4. You are shown a picture of an elephant. Explain how that stimulus is processed from the retina to the visual cortex of the brain. After being shown a picture of an elephant they eye will take the light that is reflected from the object and it will enter the eye through the pupil. Then the light will be focused by the cornea and the lens to form a sharp image of the elephant in the retina. The retina is the network of neurons that cover the back of the eye and contains the visual receptors for a person vision. The visual receptors are made up of cones and rods that contain light sensitive chemicals called visual pigments. Visual pigments reacht to light and cause a triggered electrical signals to occur.
These electrical signals will then flow through a network of neurons and this network of neurons is what makes up a persons retina. After the flow through the network of neurons occurs the electrical signals will emerge from the back of the eye in the area known as the optic nerve. The optic nerve is what conducts the signal to the brain.
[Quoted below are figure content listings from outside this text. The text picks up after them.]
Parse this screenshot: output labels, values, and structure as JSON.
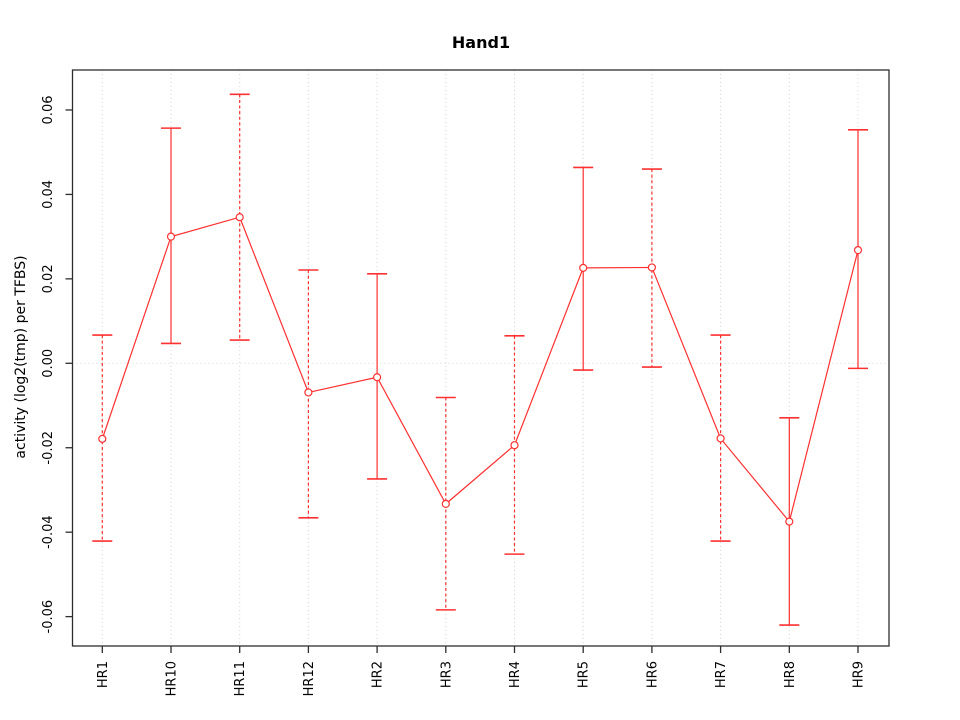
{
  "figure": {
    "title": "Hand1"
  },
  "colors": {
    "series": "#ff3030",
    "grid": "#d4d4d4",
    "zero_line": "#d4d4d4",
    "axis": "#2e2e2e",
    "text": "#000000",
    "background": "#ffffff"
  },
  "chart_data": {
    "type": "line",
    "title": "Hand1",
    "xlabel": "",
    "ylabel": "activity (log2(tmp) per TFBS)",
    "categories": [
      "HR1",
      "HR10",
      "HR11",
      "HR12",
      "HR2",
      "HR3",
      "HR4",
      "HR5",
      "HR6",
      "HR7",
      "HR8",
      "HR9"
    ],
    "series": [
      {
        "name": "activity",
        "marker": "open-circle",
        "values": [
          -0.0179,
          0.03,
          0.0346,
          -0.0069,
          -0.0033,
          -0.0333,
          -0.0194,
          0.0226,
          0.0227,
          -0.0178,
          -0.0375,
          0.0268
        ],
        "ci_lower": [
          -0.0421,
          0.0047,
          0.0055,
          -0.0366,
          -0.0274,
          -0.0584,
          -0.0452,
          -0.0016,
          -0.0009,
          -0.0421,
          -0.062,
          -0.0012
        ],
        "ci_upper": [
          0.0067,
          0.0557,
          0.0637,
          0.0221,
          0.0212,
          -0.0081,
          0.0065,
          0.0464,
          0.046,
          0.0067,
          -0.0129,
          0.0553
        ],
        "error_bar_styles": [
          "dashed",
          "solid",
          "dashed",
          "dashed",
          "solid",
          "dashed",
          "dashed",
          "solid",
          "dashed",
          "dashed",
          "solid",
          "solid"
        ]
      }
    ],
    "yticks": {
      "values": [
        0.06,
        0.04,
        0.02,
        0.0,
        -0.02,
        -0.04,
        -0.06
      ],
      "labels": [
        "0.06",
        "0.04",
        "0.02",
        "0.00",
        "-0.02",
        "-0.04",
        "-0.06"
      ]
    },
    "ylim": [
      -0.0667,
      0.0695
    ],
    "grid": {
      "vertical": "dotted line at every category",
      "horizontal": "dotted zero line only"
    },
    "legend": "none"
  }
}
Keeping in mind that the cornea and the lens that are located at the front of the eye and the recpetors and neurons in the retina lining in the back of the eye will shape what is seen by creating two transformation. First, is the transformation from light reflected from an object into an image of the object, like in the picture of the elephant. Second, the transformation from the image of the objects into that of electrical signals.
Reference:
5. Goldstein, E. B. (2014). Sensation and perception (9th ed.). Belmont, CA: Wadsworth.
References:
Goldstein, E. B. (2014). Sensation and perception (9th ed.). Belmont, CA: Wadsworth.